As the Archives grew in usefulness as well as in size it felt the need to be affiliated with a larger organization, and the Smithsonian Institution was eager to cooperate with both space and financing. The Archives, however, had no intention of losing its identity in the maw ofthat vast organization, and it maintains its own board of directors and raises its share of the funds for keeping its archival vacuum cleaner going.

What the vacuuming picks up is obviously interesting only for immediate or potential usefulness. The number of scholars, editors, critics, and curators who consult the Archives is double what it was three years ago, but the figures are meaningless. It is what ultimately comes out of these researches that matters. It can be said without reservation, I believe, that no book of any consequence on the arts of America is published these days that does not acknowledge the help of the Archives. It has, in other words, become an essential and basic tool of the man or woman behind the typewriter trying to throw light into the often dark recesses of our art history.

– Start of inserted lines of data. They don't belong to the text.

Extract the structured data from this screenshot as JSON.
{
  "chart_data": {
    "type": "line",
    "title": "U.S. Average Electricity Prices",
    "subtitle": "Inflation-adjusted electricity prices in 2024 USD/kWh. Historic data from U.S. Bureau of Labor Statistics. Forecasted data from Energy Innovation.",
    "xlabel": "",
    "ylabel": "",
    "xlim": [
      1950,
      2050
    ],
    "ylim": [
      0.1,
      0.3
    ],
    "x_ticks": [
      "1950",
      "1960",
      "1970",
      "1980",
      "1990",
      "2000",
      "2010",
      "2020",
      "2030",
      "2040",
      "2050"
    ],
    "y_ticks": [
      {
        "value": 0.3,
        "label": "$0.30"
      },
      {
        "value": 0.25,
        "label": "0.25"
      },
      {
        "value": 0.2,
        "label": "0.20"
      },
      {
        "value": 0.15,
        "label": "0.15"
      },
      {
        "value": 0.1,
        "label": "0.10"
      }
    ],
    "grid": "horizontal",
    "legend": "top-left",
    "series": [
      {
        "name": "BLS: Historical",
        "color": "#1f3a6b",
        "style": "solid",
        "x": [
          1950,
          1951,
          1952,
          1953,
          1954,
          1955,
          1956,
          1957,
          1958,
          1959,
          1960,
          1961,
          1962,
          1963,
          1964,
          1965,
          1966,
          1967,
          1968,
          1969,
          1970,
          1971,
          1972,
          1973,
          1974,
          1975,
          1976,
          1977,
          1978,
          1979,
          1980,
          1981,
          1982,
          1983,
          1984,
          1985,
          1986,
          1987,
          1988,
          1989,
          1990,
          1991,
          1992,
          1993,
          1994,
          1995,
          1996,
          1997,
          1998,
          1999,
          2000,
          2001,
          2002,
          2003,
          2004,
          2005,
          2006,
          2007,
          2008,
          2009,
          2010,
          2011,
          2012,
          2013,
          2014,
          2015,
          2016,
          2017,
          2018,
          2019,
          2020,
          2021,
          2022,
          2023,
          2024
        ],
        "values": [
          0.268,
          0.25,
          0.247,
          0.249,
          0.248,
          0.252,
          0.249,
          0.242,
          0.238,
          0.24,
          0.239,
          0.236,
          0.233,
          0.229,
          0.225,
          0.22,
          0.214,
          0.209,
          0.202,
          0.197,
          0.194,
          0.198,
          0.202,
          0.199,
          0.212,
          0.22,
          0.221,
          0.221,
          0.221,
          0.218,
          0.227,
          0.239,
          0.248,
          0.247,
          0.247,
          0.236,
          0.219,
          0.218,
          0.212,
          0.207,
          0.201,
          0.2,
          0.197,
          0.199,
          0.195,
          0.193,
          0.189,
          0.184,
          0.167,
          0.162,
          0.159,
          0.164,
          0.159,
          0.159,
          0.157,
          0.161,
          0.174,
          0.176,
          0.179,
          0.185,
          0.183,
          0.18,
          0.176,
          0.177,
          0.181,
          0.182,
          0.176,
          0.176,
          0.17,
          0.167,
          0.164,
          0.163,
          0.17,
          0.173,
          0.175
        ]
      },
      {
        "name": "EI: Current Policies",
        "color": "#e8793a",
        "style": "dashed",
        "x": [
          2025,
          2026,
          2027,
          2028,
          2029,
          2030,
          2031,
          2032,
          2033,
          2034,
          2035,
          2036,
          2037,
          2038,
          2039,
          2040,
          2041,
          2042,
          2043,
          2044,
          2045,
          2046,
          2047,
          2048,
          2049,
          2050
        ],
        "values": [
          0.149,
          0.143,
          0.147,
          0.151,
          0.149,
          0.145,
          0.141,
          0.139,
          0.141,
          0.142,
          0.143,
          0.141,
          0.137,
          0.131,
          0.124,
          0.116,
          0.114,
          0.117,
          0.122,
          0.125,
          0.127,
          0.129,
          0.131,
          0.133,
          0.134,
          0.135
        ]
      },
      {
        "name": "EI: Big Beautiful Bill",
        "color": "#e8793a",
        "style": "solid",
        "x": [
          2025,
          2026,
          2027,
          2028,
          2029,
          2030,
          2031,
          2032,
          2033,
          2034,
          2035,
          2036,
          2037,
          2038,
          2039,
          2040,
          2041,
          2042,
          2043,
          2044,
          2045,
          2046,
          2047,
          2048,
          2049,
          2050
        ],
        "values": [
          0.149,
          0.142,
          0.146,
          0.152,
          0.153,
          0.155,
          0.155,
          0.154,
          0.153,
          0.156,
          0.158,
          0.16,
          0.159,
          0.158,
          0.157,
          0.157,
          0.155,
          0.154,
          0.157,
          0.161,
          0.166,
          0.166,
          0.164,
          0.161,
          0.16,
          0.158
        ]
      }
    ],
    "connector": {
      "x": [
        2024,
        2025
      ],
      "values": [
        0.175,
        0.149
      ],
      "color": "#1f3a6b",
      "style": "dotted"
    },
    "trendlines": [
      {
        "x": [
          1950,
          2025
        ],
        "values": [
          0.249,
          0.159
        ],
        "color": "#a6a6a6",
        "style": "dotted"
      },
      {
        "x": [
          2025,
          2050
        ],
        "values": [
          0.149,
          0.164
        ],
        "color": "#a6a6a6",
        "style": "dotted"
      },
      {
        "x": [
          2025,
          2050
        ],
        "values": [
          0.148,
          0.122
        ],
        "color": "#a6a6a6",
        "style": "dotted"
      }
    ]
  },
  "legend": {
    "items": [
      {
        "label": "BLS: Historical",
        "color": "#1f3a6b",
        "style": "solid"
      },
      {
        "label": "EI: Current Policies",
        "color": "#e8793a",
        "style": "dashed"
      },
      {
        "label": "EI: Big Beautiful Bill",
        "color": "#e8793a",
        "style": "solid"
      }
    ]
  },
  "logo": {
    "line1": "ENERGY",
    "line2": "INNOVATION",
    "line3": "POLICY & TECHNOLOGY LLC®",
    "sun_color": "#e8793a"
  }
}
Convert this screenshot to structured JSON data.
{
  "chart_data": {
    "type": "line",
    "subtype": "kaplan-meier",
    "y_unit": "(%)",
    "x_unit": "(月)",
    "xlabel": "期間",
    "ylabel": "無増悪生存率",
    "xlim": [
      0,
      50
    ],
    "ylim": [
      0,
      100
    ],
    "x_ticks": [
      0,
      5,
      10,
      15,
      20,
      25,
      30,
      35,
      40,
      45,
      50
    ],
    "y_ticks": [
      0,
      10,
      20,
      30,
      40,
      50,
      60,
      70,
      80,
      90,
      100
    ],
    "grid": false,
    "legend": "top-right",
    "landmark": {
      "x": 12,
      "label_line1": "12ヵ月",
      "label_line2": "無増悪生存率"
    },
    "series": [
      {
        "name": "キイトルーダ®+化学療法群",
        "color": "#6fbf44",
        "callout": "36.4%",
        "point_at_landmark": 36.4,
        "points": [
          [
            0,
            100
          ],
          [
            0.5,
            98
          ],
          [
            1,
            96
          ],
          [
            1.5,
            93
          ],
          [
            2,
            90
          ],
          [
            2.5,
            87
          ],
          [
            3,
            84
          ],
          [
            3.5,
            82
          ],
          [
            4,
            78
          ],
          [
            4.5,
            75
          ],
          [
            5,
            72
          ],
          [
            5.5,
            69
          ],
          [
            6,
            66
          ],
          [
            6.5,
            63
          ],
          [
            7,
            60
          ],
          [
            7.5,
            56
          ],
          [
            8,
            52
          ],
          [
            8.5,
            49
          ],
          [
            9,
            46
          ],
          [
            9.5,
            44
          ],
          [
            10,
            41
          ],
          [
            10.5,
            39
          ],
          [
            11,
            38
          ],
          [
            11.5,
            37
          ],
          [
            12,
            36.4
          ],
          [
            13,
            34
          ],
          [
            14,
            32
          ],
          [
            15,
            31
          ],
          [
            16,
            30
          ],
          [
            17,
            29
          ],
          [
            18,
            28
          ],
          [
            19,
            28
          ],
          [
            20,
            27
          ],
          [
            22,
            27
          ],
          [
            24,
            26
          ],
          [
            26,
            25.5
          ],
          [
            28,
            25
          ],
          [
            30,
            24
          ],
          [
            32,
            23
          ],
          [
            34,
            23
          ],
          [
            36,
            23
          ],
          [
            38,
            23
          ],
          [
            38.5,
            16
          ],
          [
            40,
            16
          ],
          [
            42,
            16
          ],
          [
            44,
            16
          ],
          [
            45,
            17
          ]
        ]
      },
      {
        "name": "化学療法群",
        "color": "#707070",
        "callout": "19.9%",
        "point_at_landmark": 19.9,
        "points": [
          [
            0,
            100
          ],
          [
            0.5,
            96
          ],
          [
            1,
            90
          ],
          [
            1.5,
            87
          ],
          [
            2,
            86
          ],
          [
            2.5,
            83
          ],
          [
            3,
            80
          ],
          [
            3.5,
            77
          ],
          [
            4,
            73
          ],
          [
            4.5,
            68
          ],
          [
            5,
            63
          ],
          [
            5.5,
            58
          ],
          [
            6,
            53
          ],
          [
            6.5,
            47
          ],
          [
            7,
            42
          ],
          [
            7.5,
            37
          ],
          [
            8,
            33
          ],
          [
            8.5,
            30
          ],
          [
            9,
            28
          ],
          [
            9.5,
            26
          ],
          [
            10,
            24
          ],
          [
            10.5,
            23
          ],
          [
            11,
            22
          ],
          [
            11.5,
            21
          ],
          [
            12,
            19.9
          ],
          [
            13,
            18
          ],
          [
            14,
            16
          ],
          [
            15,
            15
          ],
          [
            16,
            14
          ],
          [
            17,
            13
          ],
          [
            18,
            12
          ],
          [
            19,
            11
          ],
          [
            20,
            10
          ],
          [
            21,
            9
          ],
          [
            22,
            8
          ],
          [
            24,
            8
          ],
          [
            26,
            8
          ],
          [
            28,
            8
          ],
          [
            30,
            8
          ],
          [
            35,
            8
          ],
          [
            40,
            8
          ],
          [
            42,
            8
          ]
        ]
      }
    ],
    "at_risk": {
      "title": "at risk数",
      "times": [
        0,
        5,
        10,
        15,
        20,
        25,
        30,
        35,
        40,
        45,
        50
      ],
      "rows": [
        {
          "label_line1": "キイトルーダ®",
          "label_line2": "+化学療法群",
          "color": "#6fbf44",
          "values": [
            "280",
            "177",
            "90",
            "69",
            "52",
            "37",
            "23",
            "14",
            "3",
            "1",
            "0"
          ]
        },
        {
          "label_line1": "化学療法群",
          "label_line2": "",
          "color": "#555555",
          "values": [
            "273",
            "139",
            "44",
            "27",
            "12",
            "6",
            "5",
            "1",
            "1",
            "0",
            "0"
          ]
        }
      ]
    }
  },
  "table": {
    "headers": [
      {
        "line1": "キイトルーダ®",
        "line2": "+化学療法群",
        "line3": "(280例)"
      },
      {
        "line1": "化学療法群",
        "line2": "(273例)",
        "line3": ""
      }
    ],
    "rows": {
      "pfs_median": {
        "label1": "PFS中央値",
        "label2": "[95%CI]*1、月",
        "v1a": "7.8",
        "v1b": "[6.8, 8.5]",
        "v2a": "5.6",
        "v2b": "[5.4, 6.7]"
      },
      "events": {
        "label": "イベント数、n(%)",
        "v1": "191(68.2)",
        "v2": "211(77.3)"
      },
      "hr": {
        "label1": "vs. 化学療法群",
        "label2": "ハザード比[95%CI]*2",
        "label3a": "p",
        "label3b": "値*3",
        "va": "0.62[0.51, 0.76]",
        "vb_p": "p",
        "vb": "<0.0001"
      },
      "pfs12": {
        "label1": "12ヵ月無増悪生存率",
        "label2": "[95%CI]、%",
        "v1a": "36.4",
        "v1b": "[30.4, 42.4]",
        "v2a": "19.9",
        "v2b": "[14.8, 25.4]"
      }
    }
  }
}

Recently, in a newsletter that the Archives sends to its members (in addition to its quarterly journal, which discusses its findings and holdings in a scholarly but by no means pedantic way), there was a list of a few new books based on the Archives’ materials. There are a dozen of them—including monographs on Stuart Davis, David Smith, Moholy-Nagy, Ben Shahn, and Roy Lichtenstein. There is a volume on Six Black Masters of American Art by Romare Bearden and Harry Henderson; there are catalogues of exhibitions of American art at the Metropolitan Museum in New York, the museum in Dallas, one for the Pennsylvania Academy of the Fine Arts, and so on.

No one, I think, would presume to say that the Archives has been responsible for the extraordinary revival of interest in the arts of America and especially those of the nineteenth century and the early years of the twentieth. No one would say that it was the Archives that made the price of the Anshutz with which this article started jump from fifteen thousand dollars to a quarter of a million dollars in twenty years. But no one should presume to underestimate its influence, either. A decade ago there was scarcely a college or university that gave a course in the American arts; now there are dozens. The first scholarly conferences on the American arts were not held by museums or universities; they were set up in the early i goo’s by the Archives. The attitude toward American art is very different today. Witness the flood of publications about American artists, the Hudson River School paintings brought up from the cellars of museums and proudly hung in newly decorated galleries, the vast exhibition of nineteenth-century art with which the Metropolitan Museum celebrated its centennial, the number of dealers and auction houses that gloat over a sketch by Bierstadt of an imaginary mountain or a drawing of a schoolboy by Eastman Johnson.

It is not these objects that the Archives worries about; that is a museum’s business. It is why these objects came into being, why their makers were as they were, thought as they thought, saw as they saw, lived as they lived that concerns the Archives. It is the air they breathed, the atmosphere that sustained them, caught on millions of pieces of paper there waiting to be recycled, one might say, into the lives of men.